E como esse pós-graduando lida com a diversidade de temas? A única resposta possível é “depende”. De fato, isso pode variar muito de produtor para produtor, mas é bastante evidente que é impossível ser um especialista em todos os temas, ler todos os clássicos sobre todas as áreas e conhecer a historiografia atualizada sobre todos os debates. Mais ainda, é difícil estabelecer um diálogo interdisciplinar isento de falhas e lacunas, pois se mesmo em nossa área é difícil conhecer tudo, que dirá conhecer as de nossos colegas de ciências humanas…
O professor dentro da universidade, que fala para seus pares e estudantes, é sempre alvo do escrutínio público. No entanto, esse público é extremamente reduzido, limitado aos estudantes que têm aula com ele durante um ano. Se estabelecermos uma meta de quatro turmas por semestre, em uma estimativa um tanto quanto exagerada de quarenta e cinco alunos por turma, este professor deve ter contato com cerca de 360 alunos por ano, salvo palestras e eventos. Este professor, no entanto, está em um ambiente que lhe concede certa aura de autoridade, e muitas vezes as disciplinas que este leciona estão diretamente relacionadas aos seus objetos de pesquisa, os quais ele domina e sobre os quais tem mais propriedade para dissertar a respeito.
O que dizer, então, de quem se propõe a produzir ou dar publicidade a conteúdo para um público de cinco, dez, cinquenta, cem mil espectadores, quando não mais? Como lidar com o fato de que a maioria desse público não apenas não é de sua área, como muitas vezes inclusive a vê com enorme desconfiança? Como reagir a uma parcela do público que está imersa em uma caça às bruxas ideológica, caçando qualquer indício de que você está do “lado do inimigo”, pronto para desqualificar todo seu conteúdo e todos os seus anos de formação baseado no seu achismo obtuso?
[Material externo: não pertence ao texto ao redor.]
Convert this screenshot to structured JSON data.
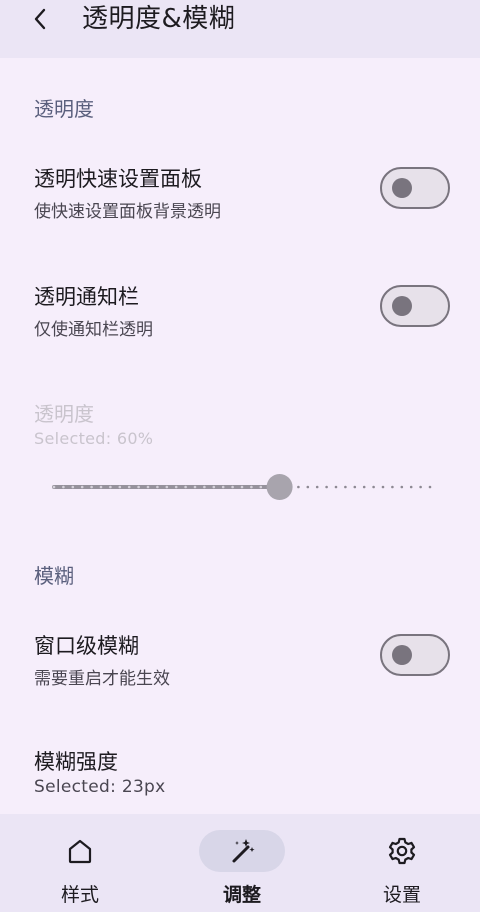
{
  "header": {
    "title": "透明度&模糊",
    "back_icon": "chevron-left-icon"
  },
  "sections": {
    "transparency": "透明度",
    "blur": "模糊"
  },
  "settings": {
    "qs_panel": {
      "title": "透明快速设置面板",
      "subtitle": "使快速设置面板背景透明",
      "enabled": false
    },
    "notification_bar": {
      "title": "透明通知栏",
      "subtitle": "仅使通知栏透明",
      "enabled": false
    },
    "opacity": {
      "title": "透明度",
      "subtitle": "Selected: 60%",
      "value": 60,
      "disabled": true
    },
    "window_blur": {
      "title": "窗口级模糊",
      "subtitle": "需要重启才能生效",
      "enabled": false
    },
    "blur_strength": {
      "title": "模糊强度",
      "subtitle": "Selected: 23px"
    }
  },
  "bottom_nav": {
    "items": [
      {
        "label": "样式",
        "icon": "home-icon",
        "active": false
      },
      {
        "label": "调整",
        "icon": "magic-wand-icon",
        "active": true
      },
      {
        "label": "设置",
        "icon": "gear-icon",
        "active": false
      }
    ]
  },
  "colors": {
    "background": "#f6eefb",
    "bar": "#ebe5f5",
    "active_indicator": "#d8d6e8",
    "section_title": "#5a5f7d",
    "switch_outline": "#79747e"
  }
}
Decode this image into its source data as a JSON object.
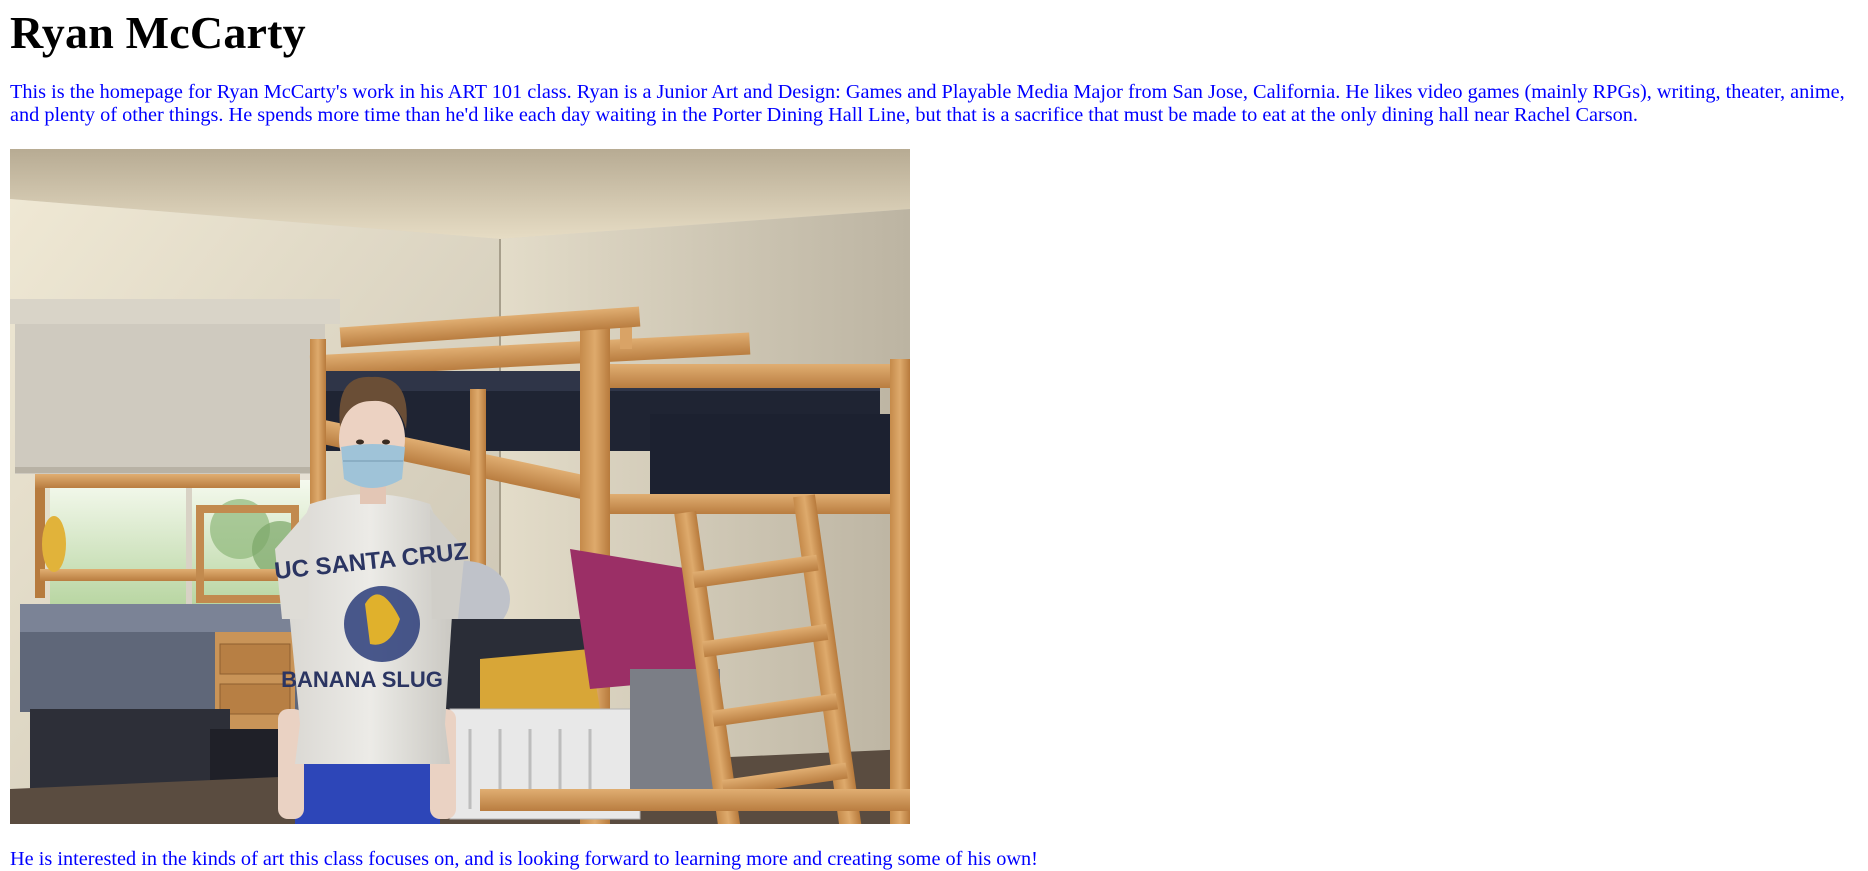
{
  "page": {
    "title": "Ryan McCarty",
    "intro": "This is the homepage for Ryan McCarty's work in his ART 101 class. Ryan is a Junior Art and Design: Games and Playable Media Major from San Jose, California. He likes video games (mainly RPGs), writing, theater, anime, and plenty of other things. He spends more time than he'd like each day waiting in the Porter Dining Hall Line, but that is a sacrifice that must be made to eat at the only dining hall near Rachel Carson.",
    "closing": "He is interested in the kinds of art this class focuses on, and is looking forward to learning more and creating some of his own!"
  },
  "photo": {
    "shirt_text_top": "UC SANTA CRUZ",
    "shirt_text_bottom": "BANANA SLUG"
  },
  "colors": {
    "text_blue": "#0000ff",
    "heading": "#000000",
    "background": "#ffffff"
  }
}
Mas não se trata apenas do público leigo. Há uma parcela do público que tem, de fato, formação na área. No entanto, ao invés de tentar apresentar contrapontos ou dúvida de forma respeitosa, questionam sua qualificação como uma forma de massagear o próprio ego em uma masturbação intelectual muitas vezes insipiente. Quando é justamente daqueles que esperamos solidariedade com a empreitada contínua da divulgação científica que vêm algumas das posturas mais lamentáveis, eu me questiono se vale à pena tanto tempo e esforço investido. E repito: não estou falando de críticas construtivas.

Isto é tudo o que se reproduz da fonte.